I’m always so thrilled when children’s literature steps off the page and inserts itself into our reality. I don’t need to tell any parent the importance of reading to their children from the day the child is born. One of the benefits I’ve seen is it exposes children at the earliest possible age to environments they might not otherwise experience. Unlike visual media, which can also expose children to unusual environments, when parents read to their children, they set the tone instead of the TV show producer. Children take cues from their parents. If the parents enthusiastically reads a story that takes place in an unfamiliar environment, it teaches children that they don’t have to fear what they don’t understand. Quality children’s literature does that – if children are exposed to it. I posted about this last year in Cast Out Fear and the write-up still gets frequent hits.

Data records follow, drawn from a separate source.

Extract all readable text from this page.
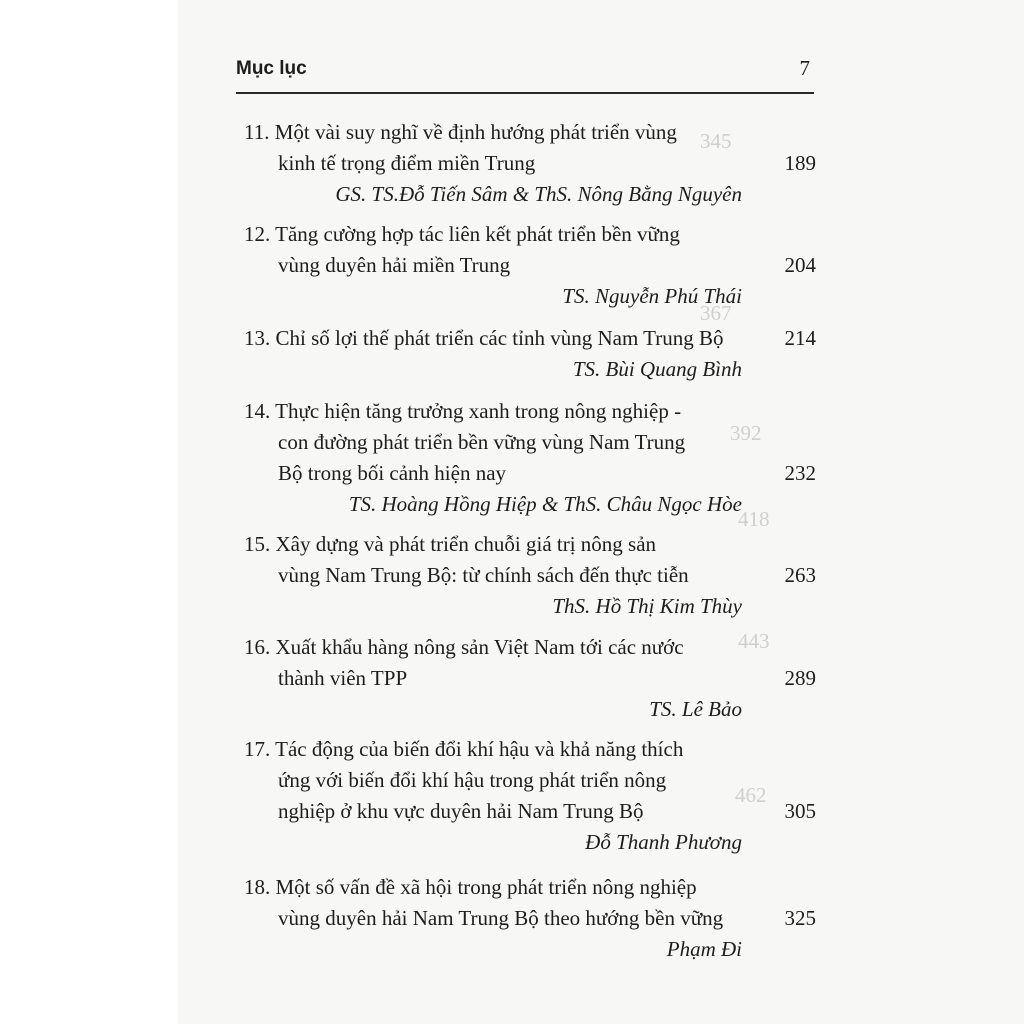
345
367
392
418
443
462
Mục lục	7
11. Một vài suy nghĩ về định hướng phát triển vùng
kinh tế trọng điểm miền Trung	189
GS. TS.Đỗ Tiến Sâm & ThS. Nông Bằng Nguyên
12. Tăng cường hợp tác liên kết phát triển bền vững
vùng duyên hải miền Trung	204
TS. Nguyễn Phú Thái
13. Chỉ số lợi thế phát triển các tỉnh vùng Nam Trung Bộ	214
TS. Bùi Quang Bình
14. Thực hiện tăng trưởng xanh trong nông nghiệp -
con đường phát triển bền vững vùng Nam Trung
Bộ trong bối cảnh hiện nay	232
TS. Hoàng Hồng Hiệp & ThS. Châu Ngọc Hòe
15. Xây dựng và phát triển chuỗi giá trị nông sản
vùng Nam Trung Bộ: từ chính sách đến thực tiễn	263
ThS. Hồ Thị Kim Thùy
16. Xuất khẩu hàng nông sản Việt Nam tới các nước
thành viên TPP	289
TS. Lê Bảo
17. Tác động của biến đổi khí hậu và khả năng thích
ứng với biến đổi khí hậu trong phát triển nông
nghiệp ở khu vực duyên hải Nam Trung Bộ	305
Đỗ Thanh Phương
18. Một số vấn đề xã hội trong phát triển nông nghiệp
vùng duyên hải Nam Trung Bộ theo hướng bền vững	325
Phạm Đi
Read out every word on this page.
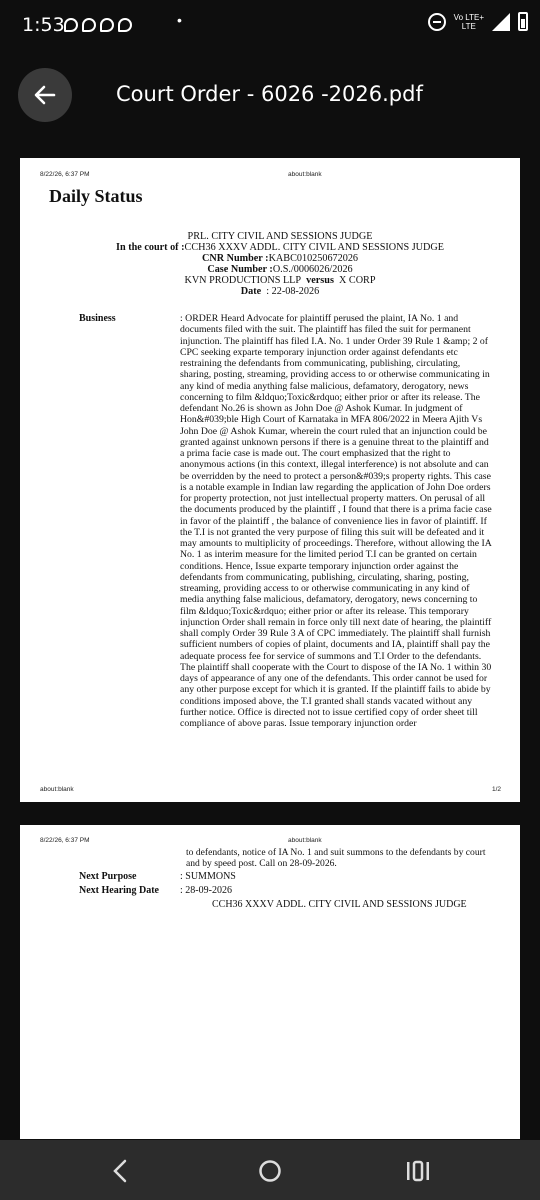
1:53	•	Vo LTE+
LTE
Court Order - 6026 -2026.pdf
8/22/26, 6:37 PM	about:blank
Daily Status
PRL. CITY CIVIL AND SESSIONS JUDGE
In the court of :CCH36 XXXV ADDL. CITY CIVIL AND SESSIONS JUDGE
CNR Number :KABC010250672026
Case Number :O.S./0006026/2026
KVN PRODUCTIONS LLP versus X CORP
Date : 22-08-2026
Business	: ORDER Heard Advocate for plaintiff perused the plaint, IA No. 1 and documents filed with the suit. The plaintiff has filed the suit for permanent injunction. The plaintiff has filed I.A. No. 1 under Order 39 Rule 1 &amp; 2 of CPC seeking exparte temporary injunction order against defendants etc restraining the defendants from communicating, publishing, circulating, sharing, posting, streaming, providing access to or otherwise communicating in any kind of media anything false malicious, defamatory, derogatory, news concerning to film &ldquo;Toxic&rdquo; either prior or after its release. The defendant No.26 is shown as John Doe @ Ashok Kumar. In judgment of Hon&#039;ble High Court of Karnataka in MFA 806/2022 in Meera Ajith Vs John Doe @ Ashok Kumar, wherein the court ruled that an injunction could be granted against unknown persons if there is a genuine threat to the plaintiff and a prima facie case is made out. The court emphasized that the right to anonymous actions (in this context, illegal interference) is not absolute and can be overridden by the need to protect a person&#039;s property rights. This case is a notable example in Indian law regarding the application of John Doe orders for property protection, not just intellectual property matters. On perusal of all the documents produced by the plaintiff , I found that there is a prima facie case in favor of the plaintiff , the balance of convenience lies in favor of plaintiff. If the T.I is not granted the very purpose of filing this suit will be defeated and it may amounts to multiplicity of proceedings. Therefore, without allowing the IA No. 1 as interim measure for the limited period T.I can be granted on certain conditions. Hence, Issue exparte temporary injunction order against the defendants from communicating, publishing, circulating, sharing, posting, streaming, providing access to or otherwise communicating in any kind of media anything false malicious, defamatory, derogatory, news concerning to film &ldquo;Toxic&rdquo; either prior or after its release. This temporary injunction Order shall remain in force only till next date of hearing, the plaintiff shall comply Order 39 Rule 3 A of CPC immediately. The plaintiff shall furnish sufficient numbers of copies of plaint, documents and IA, plaintiff shall pay the adequate process fee for service of summons and T.I Order to the defendants. The plaintiff shall cooperate with the Court to dispose of the IA No. 1 within 30 days of appearance of any one of the defendants. This order cannot be used for any other purpose except for which it is granted. If the plaintiff fails to abide by conditions imposed above, the T.I granted shall stands vacated without any further notice. Office is directed not to issue certified copy of order sheet till compliance of above paras. Issue temporary injunction order
about:blank	1/2
8/22/26, 6:37 PM	about:blank
to defendants, notice of IA No. 1 and suit summons to the defendants by court and by speed post. Call on 28-09-2026.
Next Purpose	: SUMMONS
Next Hearing Date : 28-09-2026
CCH36 XXXV ADDL. CITY CIVIL AND SESSIONS JUDGE
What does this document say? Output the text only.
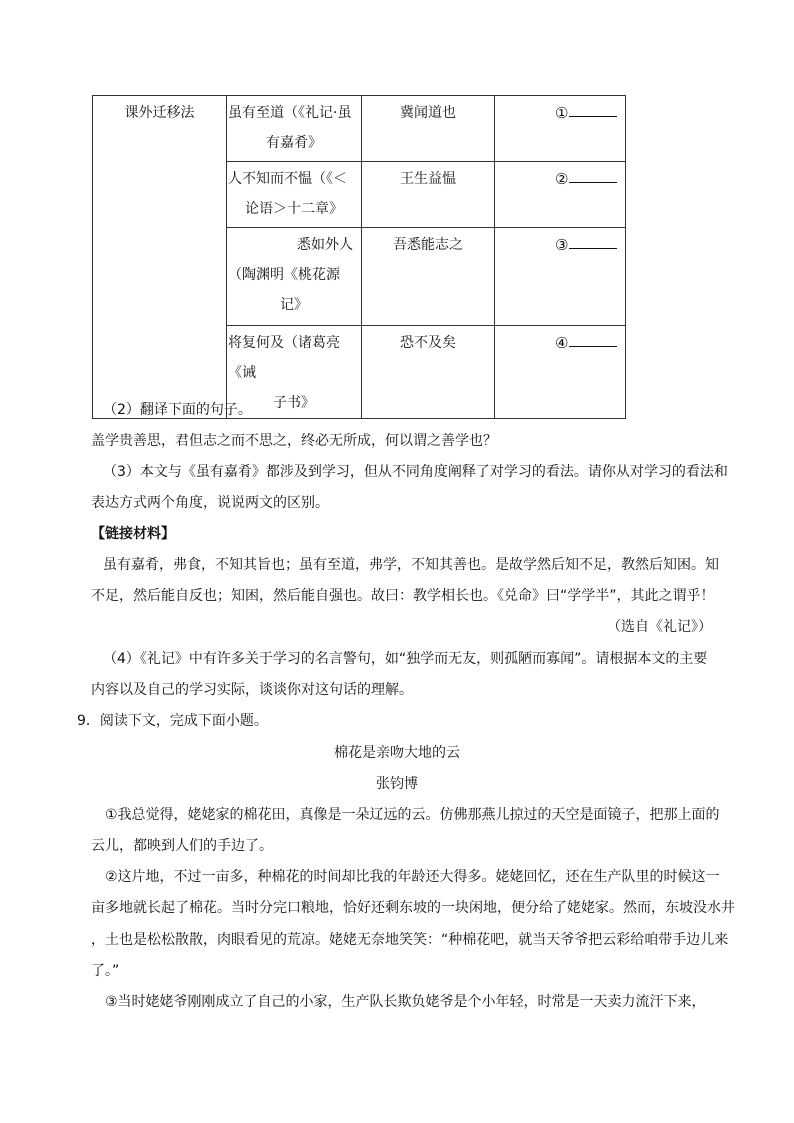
课外迁移法	虽有至道（《礼记·虽
有嘉肴》	冀闻道也	①

	人不知而不愠（《＜
论语＞十二章》	王生益愠	②

	悉如外人
（陶渊明《桃花源
记》	吾悉能志之	③

	将复何及（诸葛亮《诫
子书》	恐不及矣	④
（2）翻译下面的句子。
盖学贵善思，君但志之而不思之，终必无所成，何以谓之善学也？
（3）本文与《虽有嘉肴》都涉及到学习，但从不同角度阐释了对学习的看法。请你从对学习的看法和
表达方式两个角度，说说两文的区别。
【链接材料】
虽有嘉肴，弗食，不知其旨也；虽有至道，弗学，不知其善也。是故学然后知不足，教然后知困。知
不足，然后能自反也；知困，然后能自强也。故曰：教学相长也。《兑命》曰“学学半”，其此之谓乎！
（选自《礼记》）
（4）《礼记》中有许多关于学习的名言警句，如“独学而无友，则孤陋而寡闻”。请根据本文的主要
内容以及自己的学习实际，谈谈你对这句话的理解。
9．阅读下文，完成下面小题。
棉花是亲吻大地的云
张钧博
①我总觉得，姥姥家的棉花田，真像是一朵辽远的云。仿佛那燕儿掠过的天空是面镜子，把那上面的
云儿，都映到人们的手边了。
②这片地，不过一亩多，种棉花的时间却比我的年龄还大得多。姥姥回忆，还在生产队里的时候这一
亩多地就长起了棉花。当时分完口粮地，恰好还剩东坡的一块闲地，便分给了姥姥家。然而，东坡没水井
，土也是松松散散，肉眼看见的荒凉。姥姥无奈地笑笑：“种棉花吧，就当天爷爷把云彩给咱带手边儿来
了。”
③当时姥姥爷刚刚成立了自己的小家，生产队长欺负姥爷是个小年轻，时常是一天卖力流汗下来，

I often find excellent children’s books at thrift shops. One book I picked up takes place a century ago in Paris and deals with the issue of an acclaimed tightrope walker who becomes afraid and is no longer able to perform. I chose the book primarily because it was a Caldecott Medal winner. The Caldecott Medal is awarded every year to an artist for the most distinguished American children’s picture book. Mirette on the High Wire quickly became a favorite during story time. Mirette, an innkeeper’s young daughter, watches the tightrope walker practice in the early mornings and determines she could do the same. With persistent, consistent practice and good coaching she becomes the famed wirewalker’s protege and helps him lose his fear of the wire. As a result of this book, my daughters were very familiar with the concept of tightrope walking. So, imagine my surprise and excitement when we found out a family of wirewalkers was going to be performing in Loveland, Colorado during our stay there on our our road trip!
The Flying Wallendas of Niagara-crossing and Grand Canyon-crossing fame were in town offering a free demonstration. When I explained to my oldest that wirewalkers were coming, she knew exactly what I meant and anticipated the event eagerly. When we saw the wire set up, I pointed and told the girls “Look! Just like Mirette!” And it was. The Wallendas didn’t disappoint. Patriarch Tino and his children wowed and awed us with their great feats for forty-five minutes. While performing, Tino spoke about the tragedies in their family through the generations and what motivates them to keep doing what they do – traveling, performing and sharing their deep Christian faith. After the demonstration, I took my three-year-old up to meet Tino. I told him we owned the book Mirette on the High Wire and my girls were glad to see the performance today with that reading experience as the backdrop. Tino lit up.
“See that girl over there?” Pointing to his twenty-something daughter greeting other members of the audience. “She was going to be Mirette. Years ago a Broadway producer approached us and said they had made a musical based on the book. She was asked to be Mirette. It fell through, but she was going to be her.” Oh my goodness! The real life Mirette (or close enough)! Well, that settled it. Off we went to meet “Mirette” and pose for a picture. Now, when the book comes off the shelf for its regular reading, we talk about seeing Mirette and the wirewalkers. The experience coupled with the literature makes for one special memory.